Asher lived in a world that was diseased. Generations ago a disease spread throughout civilization. Even in a time of modern advancement, it went overlooked. Long thought not to be a threat, it bided its time, waiting. Once it had a hold on the world it made itself known. Overnight half of humanity was gone, taken by a sublime design of nature. Research began immediately for a cure, but one was never found. It was found to mature after 20 years. It was then a fifty-fifty chance it would be fatal within 10 years. One in two people died. People wondered how humanity would continue on, however people still went to work, trains continued to run on time, and over time an air of normalcy returned. Society adapted to the changes, and eventually came to thrive again. A new dawn was born on the ashes of the old. Time was now only for the truly blessed. This was the world Asher was born to. He was alone in a dying world. His parents died at 30, determined to have a child even though in all likely hood he was to suffer the same fate. He came from nothing. Schooling was taken on loan as was much of his life. He seemed to have a restrained brilliance that was never recognized or taken advantage of in a productive way. He worked a menial job, enough to feed and shelter himself with just enough left over to get himself back to work. He resented his lowly beginnings. He left wronged by society. Wrongly placed in life, neglected and left to his own devices. For his twentieth birthday he would be able to find out if he was expected to live or die as so many others had.
Asher sat in the doctor’s office. The white walls offset by the yellow cabinets gave off a sickly medical tint. The clock seemed to scream out every changing second that was slowly passing Asher by as he awaited his fate. As the door opened the doctors stern face was an unwelcomed sight. As he sat down he looked up and delivered Asher his news.

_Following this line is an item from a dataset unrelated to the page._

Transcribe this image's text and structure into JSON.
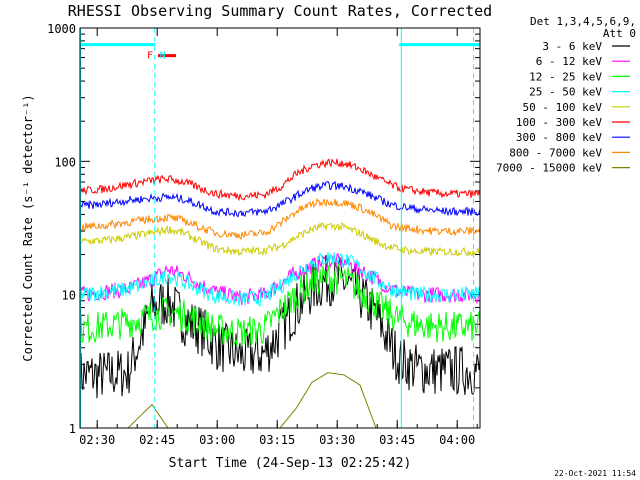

“I’m sorry Asher but it doesn’t look good. We knew this though with your family history. While we still don’t know that much about it, we do know now that family history is a strong indicator of survivability. Now I have to remind you, I know 10 years doesn’t feel like a long time but that is a lot more than others get. A lot of people go off the deep end, don’t be one of them. Have some dignity in your final days.”
The doctor stood up taking his chart and handing a paper to Asher. Asher sat stunned and angry at the news he was struggling to accept.
“isn’t there anything I can do? Has there been any progress in-“
The doctor cutting Asher off responded in brief.
“There isn’t anything you can do, now if you’ll excuse me I have actual patients to see, accept your fate and make the best of it.”
The door slammed as Asher’s stared off into the distance. He had nothing left, just anger. He could not accept that he was just going to die and that was the end of it. He resolved to find a cure, no matter the cost. He used all his credit before they were revoked due to his diagnosis, to buy as much equipment and supplies as he could muster. Since he stopped going to work, the bank immediately foreclosed on him, evicting him into the street. Many people before Asher had given up after their diagnosis, the bank was trained to watch this behavior. It moved with a mechanical efficiency to remove him. His entire life’s work, coming from nothing, was taken from him. He set up his equipment and things in a sewer culvert near his former home. There was a small near by city electrical box that he stole power from. It was there that he lived and worked for eight years. Eight long tireless years working on developing a cure, but he had finally done what no man was able to. Asher loaded the cure into a small needle and injected it into his vein. He waited several days before checking on the results. It was working. Asher had been victorious. There was only one man he wanted to scorn.